Wikibase follows the maxim that values should be stored as given in the original source. The notation should be normalized, but the value should remain unchanged, using the original unit of measurement, calendar, time zone, reference globe, etc.

However, for consumers of the data, it is convenient to have values normalized, converted to some form that makes it easier to compare values. The solution is to optionally include additional forms of the value next to the "datavalue" field in the snak structure in JSON output. The following forms should be supported:

  • datavalue-uri: Full URI form of external identifier internally represented as simple ID strings. URI form of referenced entities.
  • datavalue-normalized: Time values converted to UTC (gergorian); Quantities converted to base (SI) units.

At least datavalue-uri should be included per default in the output of Special:EntityData, since only this feature turns the output into true Linked Data. All supported expansions should probably be included in JSON dumps, for easy import/re-use. For API output, these should be optional.

Event Timeline

daniel raised the priority of this task from to Needs Triage.
daniel updated the task description. (Show Details)
daniel added a project: Wikidata.
daniel subscribed.

We had a team-internal discussion on this topic today. Following there is the outcome of this meeting:
We pretty much agreed on these points:

  • Dumps: have normalized and original value always set (also if they are the same)
  • API: have a flag for optionally requesting the normalized value additional to the original value
  • If value could not be normalized, the normalized value will be explicitly set to “null” (API & dumps)
  • For identifiers and media-datatypes, “normalized values” would be “derived values”, e.g. media would contain a “filepage-url”, a “thumbnail-url”, and a “media-url” and for identifiers this would be “url” and “uri”

Open questions are:

  • simple-value for RDF is unclear when no normalization is possible and
  • is general unclear for quantities with units

This blocks "WikibaseDataModelSerialization with what we do with WikibaseLib" and although we have totally removed the Lib Serialization I would not consider this task complete in regards to WikibaseDataModelSerialization..

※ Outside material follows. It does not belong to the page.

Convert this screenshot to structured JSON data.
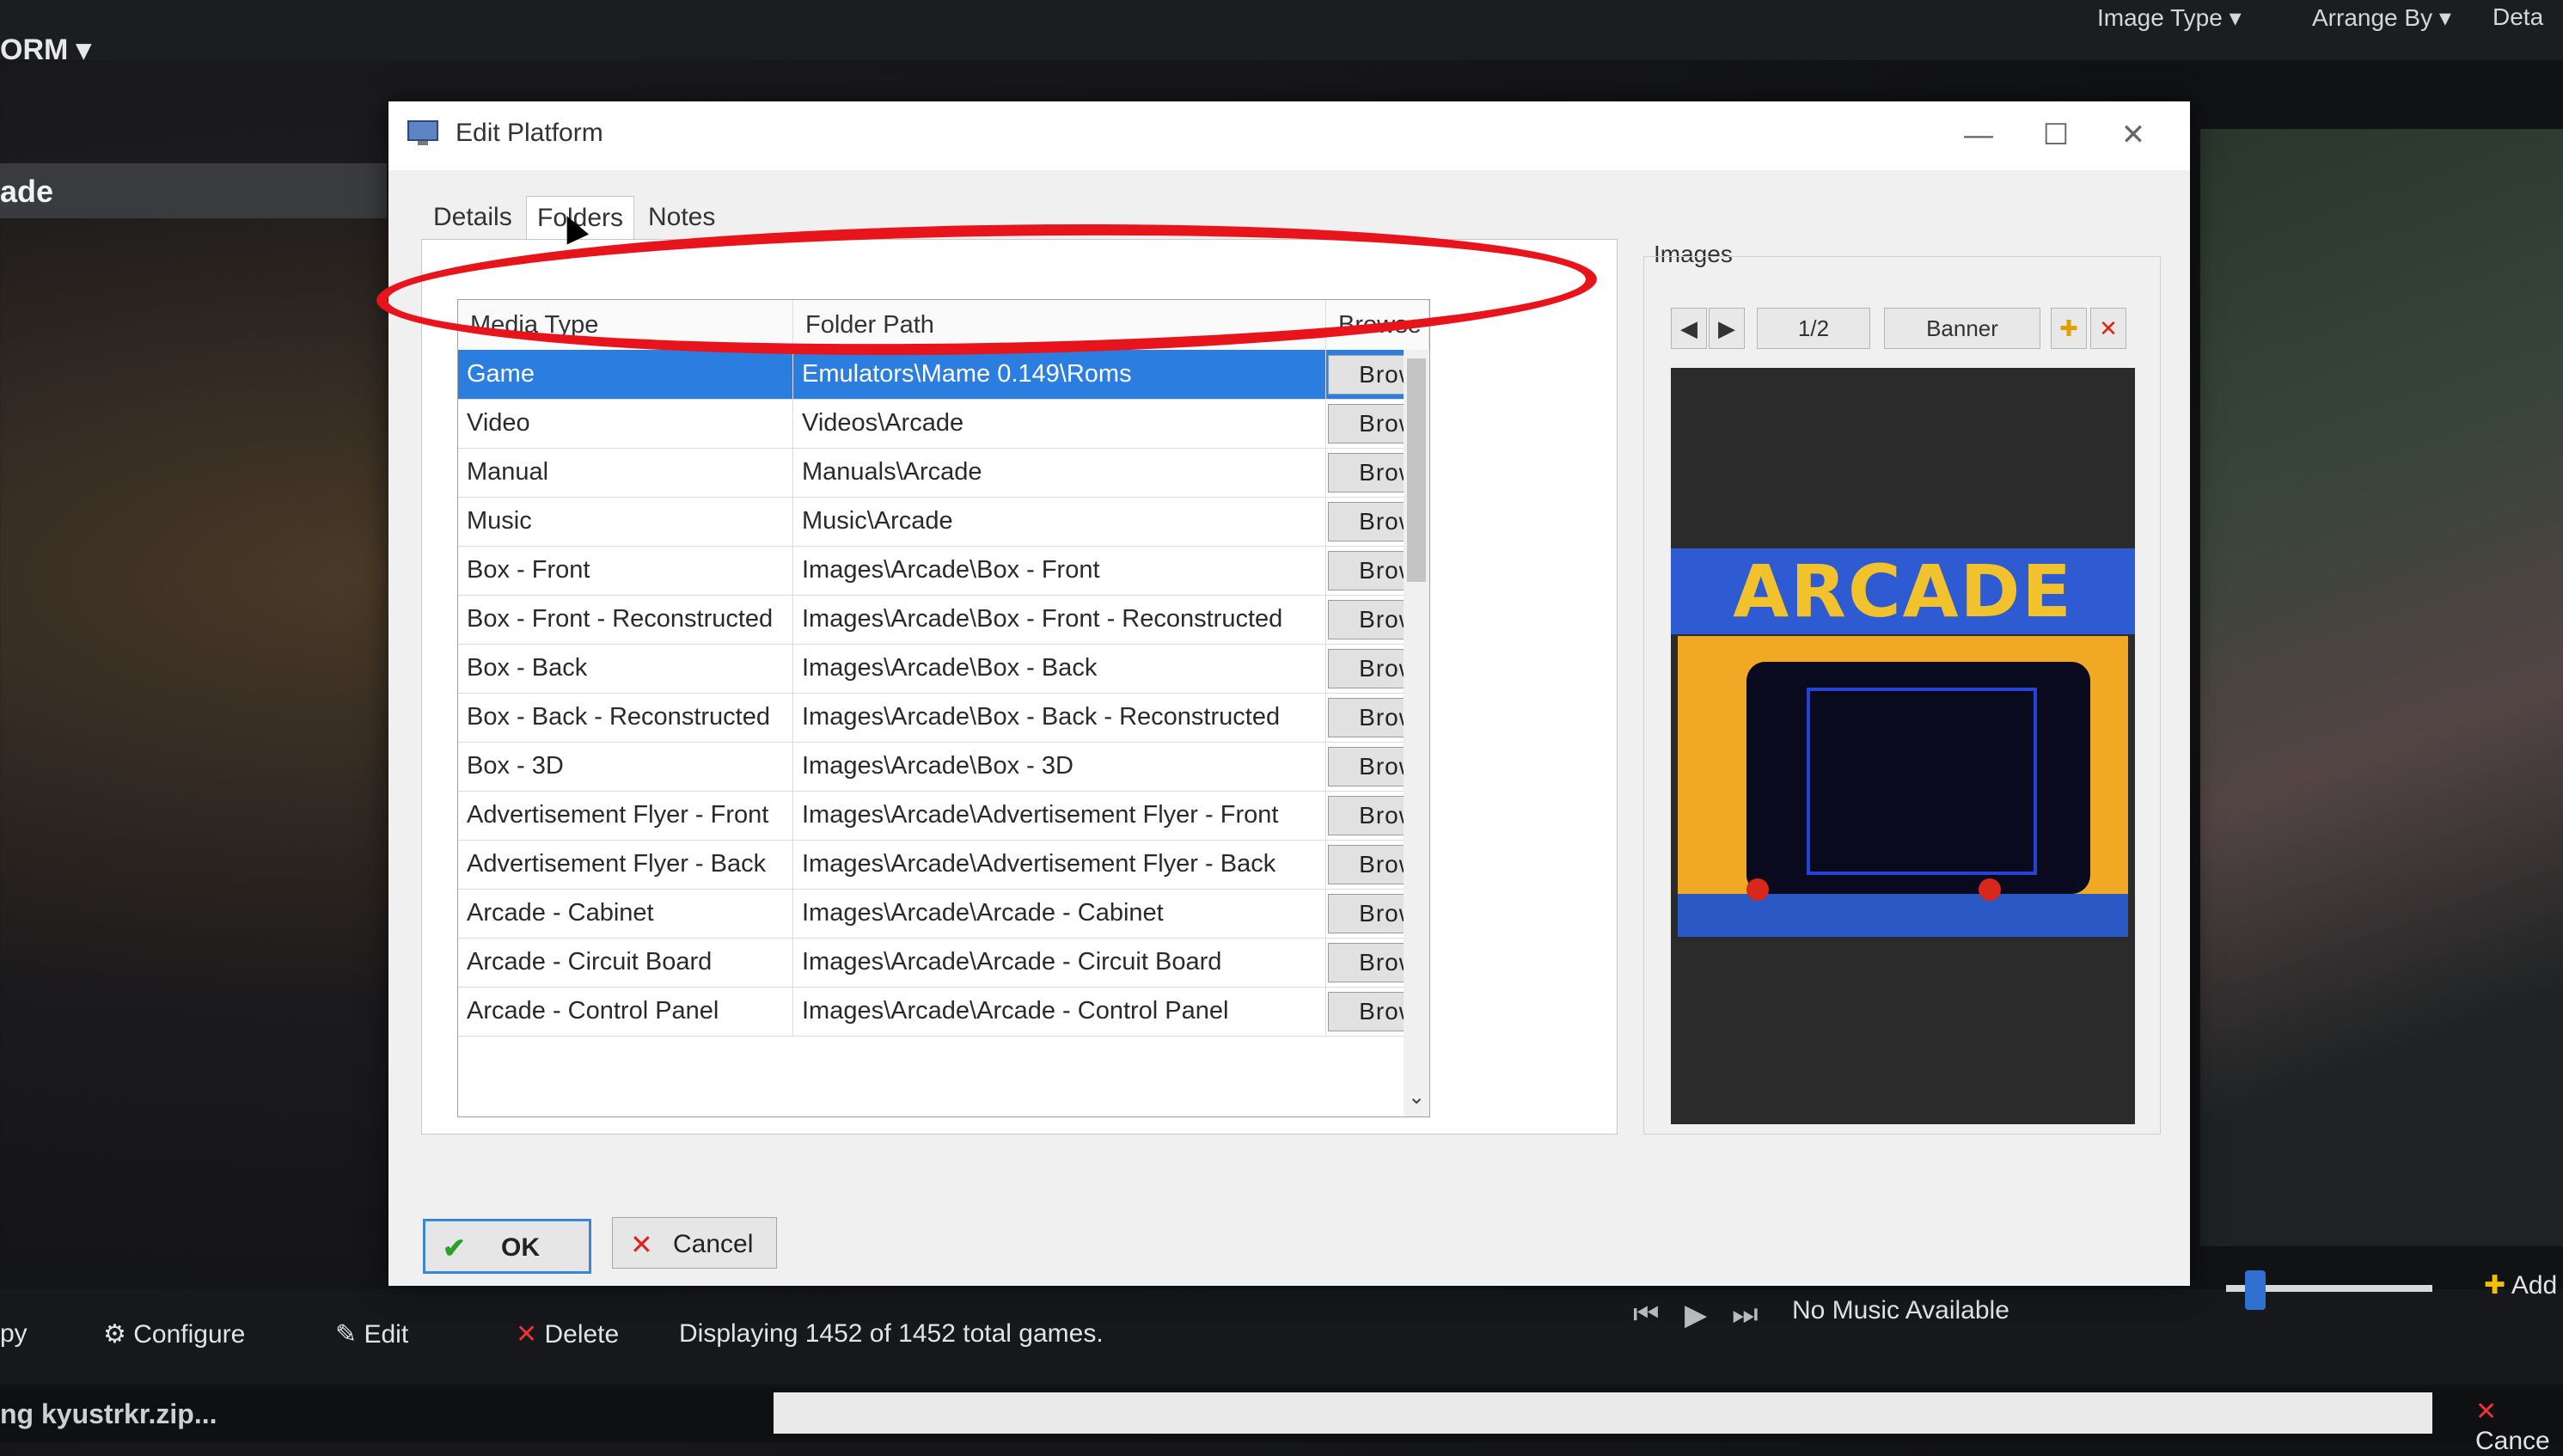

Jonas renamed this task from JSON should (optionally) contain expanded/normalized values. to [Story] JSON should (optionally) contain expanded/normalized values..Aug 15 2015, 12:23 PM
Jonas subscribed.

Does this still needs discussion?

Does this still needs discussion?

T89005#1242003

This blocks "WikibaseDataModelSerialization with what we do with WikibaseLib" and although we have totally removed the Lib Serialization I would not consider this task complete in regards to WikibaseDataModelSerialization..

So should we mark T73170 as resolved? This task blocks that in a more soft way because we needed to consider this task while doing that task.

Basically all of the blockers of T73170 are 'soft' blockers.
We should probably rename that task and all of its blockers

The task description should be modified thus:

Replace "UTC (gergorian)" with "Universal Time and Gregorian calendar".

UTC did not exist before about 1961 (the earliest listed conversion from UTC to UT1 on page 87 of Explanatory Supplement To the Astronomical Almanac 3rd ed., editors Urban & Seidelmann, is for January 1, 1961).

An open question is what to do about precisions. If a date is given as January 1, 1980, Central European Time, with a precision of one day, the usual interpretation would be the event occurred between 00:00 hrs and 24:00 hrs in that time zone. If the normalization only considers the beginning of the possible range, converts it to 23:00 December 31, 1979, and omits the time zone and precision, the result is a bit misleading.